Sad I think he is stressed and having a go was not a good thing to have done

SunRaysthruClouds · 12/10/2011 20:58

What are you looking for OP? Someone to tease out enough information from you to convince you that you are next on the list? If he was going to beat you you would have known about it by now, I think.

Support him. It may have been a shock, but by working it through with him you will help to prevent it happening again.

Nancy66 · 12/10/2011 20:58

i think asking him to leave is an over-reaction.

he's venting stress. Wrong to do it in front of the kids but sometimes these things happen. world of difference between punching a wall/door and a person.

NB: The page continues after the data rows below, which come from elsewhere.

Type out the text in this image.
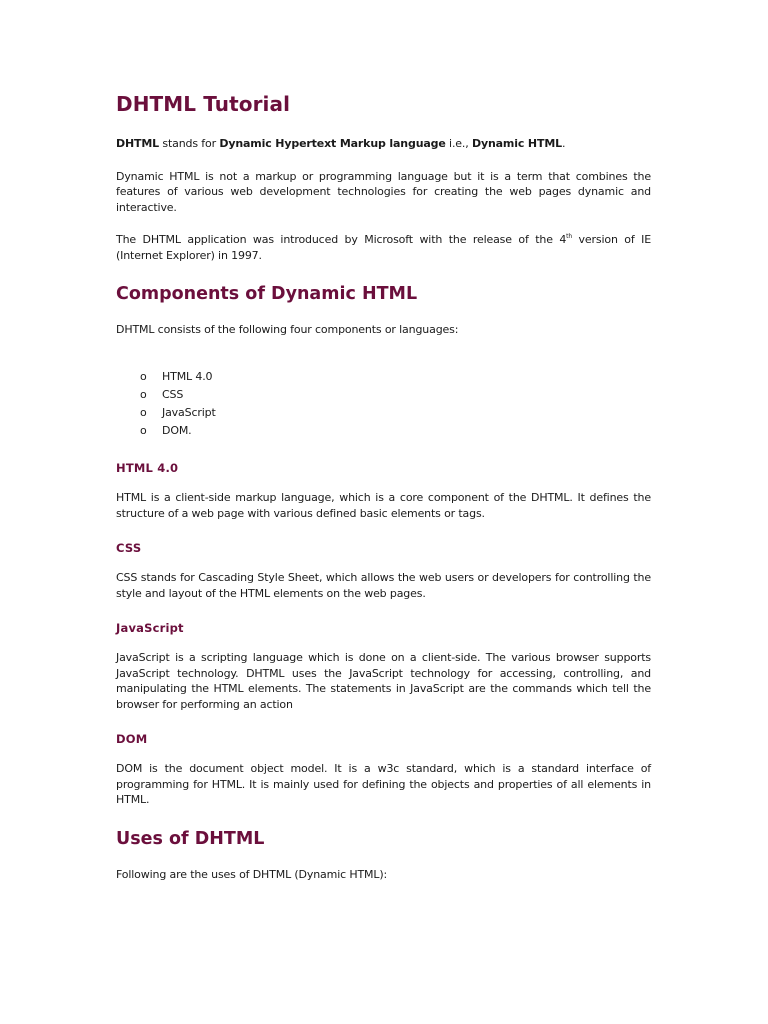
DHTML Tutorial

DHTML stands for Dynamic Hypertext Markup language i.e., Dynamic HTML.

Dynamic HTML is not a markup or programming language but it is a term that combines the features of various web development technologies for creating the web pages dynamic and interactive.

The DHTML application was introduced by Microsoft with the release of the 4th version of IE (Internet Explorer) in 1997.

Components of Dynamic HTML

DHTML consists of the following four components or languages:

o HTML 4.0
o CSS
o JavaScript
o DOM.
HTML 4.0

HTML is a client-side markup language, which is a core component of the DHTML. It defines the structure of a web page with various defined basic elements or tags.

CSS

CSS stands for Cascading Style Sheet, which allows the web users or developers for controlling the style and layout of the HTML elements on the web pages.

JavaScript

JavaScript is a scripting language which is done on a client-side. The various browser supports JavaScript technology. DHTML uses the JavaScript technology for accessing, controlling, and manipulating the HTML elements. The statements in JavaScript are the commands which tell the browser for performing an action

DOM

DOM is the document object model. It is a w3c standard, which is a standard interface of programming for HTML. It is mainly used for defining the objects and properties of all elements in HTML.

Uses of DHTML

Following are the uses of DHTML (Dynamic HTML):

i've smashed things in anger - some people need release valves

Kayano · 12/10/2011 20:58

Drip
Drip
Drip
Angry
Yabu

Northernlurker · 12/10/2011 20:58

So he was listening the house voicemail and you were in the background telling him not to bother whilst he was trying to hear it and the kids were there presumably making some noise too and he'd got in from work where he isn't happy? Ok I can see why he flipped. Doesn't make it at all reasonable but often the little trivial nothing things can make a lot of noise if they blow up.

Groovee · 12/10/2011 20:59

If my husband of quite a few years did this I'd be asking why and what provoked him. If he's not had history something is bothering him. I think there is more to this than you're saying.

Outburstsrsudden · 12/10/2011 21:01

Thanks for advice. Yes I was ur. Some of you assume alot, that I'm a sahm, that I'm not supportive.